Po trzecie, wszystkie powody, dla których w czerwcu zeszłego roku przesiadłem się na wordpressa przestały być aktualne. Tagi są już dostępne na Bloggerze i dość mocno poprawiła się stabilność edytora.

Po czwarte, blogger ma sporo zalet w stosunku do wordpressa. Wspomnę tylko o dwóch: dużo większej kontroli nad wyglądem skórki i układem prezentacji informacji oraz możliwości dowolnego edytowania kodu strony (co pozwala dołączyć kod analytics czy też nawet AdSense). Poza tym, Blogger wydaje się w tej chwili o wiele intensywniej rozwijać od Wordpressa, który ostatnimi czasy pogrążył się chyba w lekkiej stagnacji (a przynajmniej jego darmowa wersja).

3 komentarze:

Piotr Kaźmierczak pisze...

Ty, no fajnie to wszystko, ale trzeba bedzie linki do rssow pozmieniac... to takie trudne...

Anonimowy pisze...

aha, jeszcze tylko pol slowa ode mnie: dziwie sie Twoim problemom zwiazanym z panelem administracyjnym wordpressa. u mnie wszystko gra i buczy, przynajmniej na firefoxie2, epiphany i konquerorze. tylko z opera sa problemy.

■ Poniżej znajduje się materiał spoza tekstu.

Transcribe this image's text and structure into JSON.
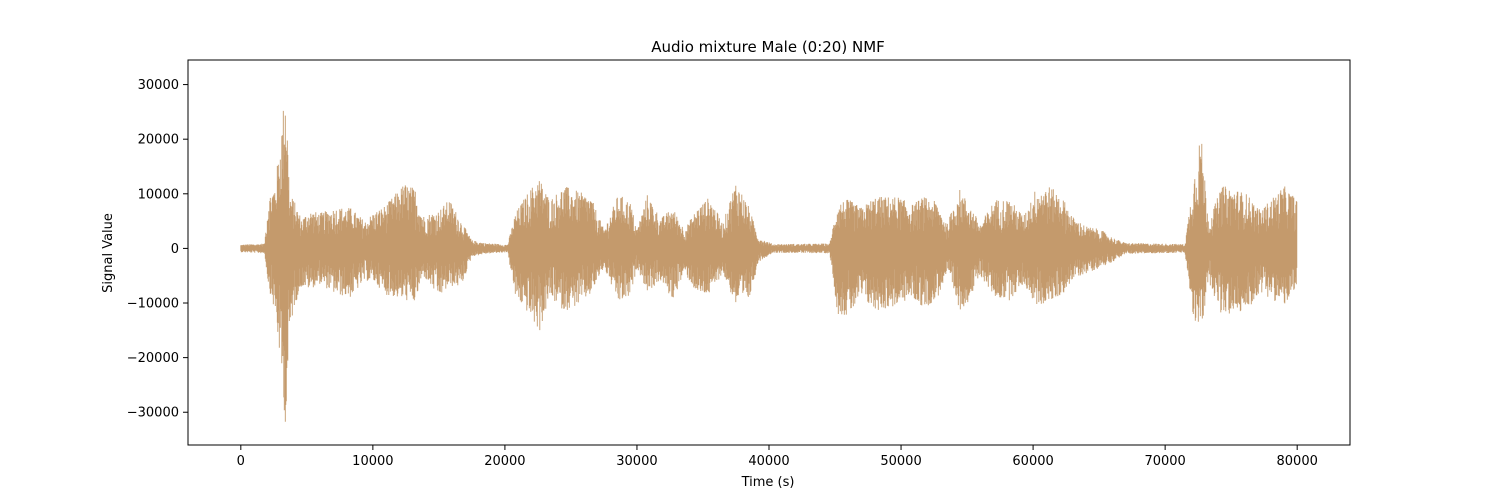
{
  "chart_data": {
    "type": "line",
    "title": "Audio mixture Male (0:20) NMF",
    "xlabel": "Time (s)",
    "ylabel": "Signal Value",
    "xlim": [
      -4000,
      84000
    ],
    "ylim": [
      -36000,
      34500
    ],
    "xticks": [
      0,
      10000,
      20000,
      30000,
      40000,
      50000,
      60000,
      70000,
      80000
    ],
    "yticks": [
      -30000,
      -20000,
      -10000,
      0,
      10000,
      20000,
      30000
    ],
    "grid": false,
    "series": [
      {
        "color": "#c49a6c",
        "x_range": [
          0,
          80000
        ],
        "envelope": {
          "x": [
            0,
            1800,
            2100,
            2600,
            3000,
            3400,
            3700,
            4000,
            4600,
            5200,
            6000,
            7200,
            8300,
            9400,
            10000,
            11000,
            12400,
            13200,
            13800,
            15000,
            15800,
            16700,
            17500,
            18500,
            20200,
            20800,
            21800,
            22600,
            23400,
            24500,
            25500,
            26500,
            27500,
            28600,
            29500,
            30000,
            30800,
            31800,
            32700,
            33600,
            34600,
            35500,
            36500,
            37500,
            38500,
            39200,
            40300,
            44600,
            45200,
            46000,
            47000,
            48000,
            49000,
            49800,
            50800,
            51700,
            52700,
            53500,
            54400,
            55200,
            56000,
            57100,
            58200,
            59300,
            60200,
            61200,
            62200,
            63100,
            64100,
            65100,
            66000,
            67000,
            71500,
            72100,
            72700,
            73300,
            74300,
            75200,
            76200,
            77200,
            78200,
            79000,
            80000
          ],
          "upper": [
            700,
            900,
            9500,
            12000,
            20000,
            31000,
            10000,
            9000,
            5500,
            7000,
            6500,
            7500,
            7500,
            5000,
            6500,
            8000,
            12000,
            11000,
            6000,
            7000,
            9000,
            5000,
            1500,
            1000,
            700,
            6500,
            10500,
            13000,
            9000,
            11500,
            10500,
            9500,
            3500,
            10000,
            8500,
            3500,
            10000,
            5500,
            7500,
            3500,
            7500,
            9500,
            4500,
            12500,
            7500,
            2000,
            800,
            900,
            8500,
            9000,
            7500,
            9500,
            9500,
            9500,
            8000,
            9500,
            8500,
            4500,
            11000,
            8000,
            4500,
            9000,
            9000,
            6000,
            11000,
            11500,
            9500,
            5500,
            4000,
            3500,
            2000,
            1000,
            800,
            12000,
            21500,
            5000,
            11500,
            11000,
            10000,
            7000,
            9500,
            11500,
            9000
          ],
          "lower": [
            -700,
            -900,
            -7000,
            -12000,
            -21000,
            -33000,
            -16000,
            -11000,
            -7000,
            -7500,
            -6500,
            -8500,
            -9000,
            -6000,
            -6000,
            -8500,
            -9500,
            -10000,
            -5000,
            -9000,
            -7000,
            -7000,
            -1500,
            -1000,
            -700,
            -9000,
            -12000,
            -15500,
            -9000,
            -11500,
            -10500,
            -8500,
            -3500,
            -10000,
            -9000,
            -3500,
            -8000,
            -6000,
            -9500,
            -4500,
            -8500,
            -8500,
            -4500,
            -10500,
            -9500,
            -2500,
            -800,
            -900,
            -12000,
            -12500,
            -9000,
            -11500,
            -11000,
            -10500,
            -9000,
            -11000,
            -9500,
            -4500,
            -11500,
            -9500,
            -5000,
            -9000,
            -9500,
            -6500,
            -10500,
            -10000,
            -8500,
            -5500,
            -4500,
            -3500,
            -2500,
            -1000,
            -800,
            -12500,
            -16000,
            -6000,
            -12500,
            -12000,
            -11500,
            -8000,
            -9500,
            -10500,
            -8000
          ]
        }
      }
    ]
  }
}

moze rm -rf $HOME/.firefox Ci pomoze?:)

Ryszard Szopa pisze...

Wiesz, kiedyś miałem na odwrót -- pod operą nie chodziło, a pod fajerfoksem buczało. Ale generalnie zawsze coś było nie tak.

Poza tym, obecnie nie mam problemu z *panelem* administracyjnym, a z logowaniem się, co jest problemem poważniejszym. Przedtem też tak kiedyś było, ale rozwiązało się samo (tzn. bez grzebania w preferencjach i bez apgrejdu przeglądarki).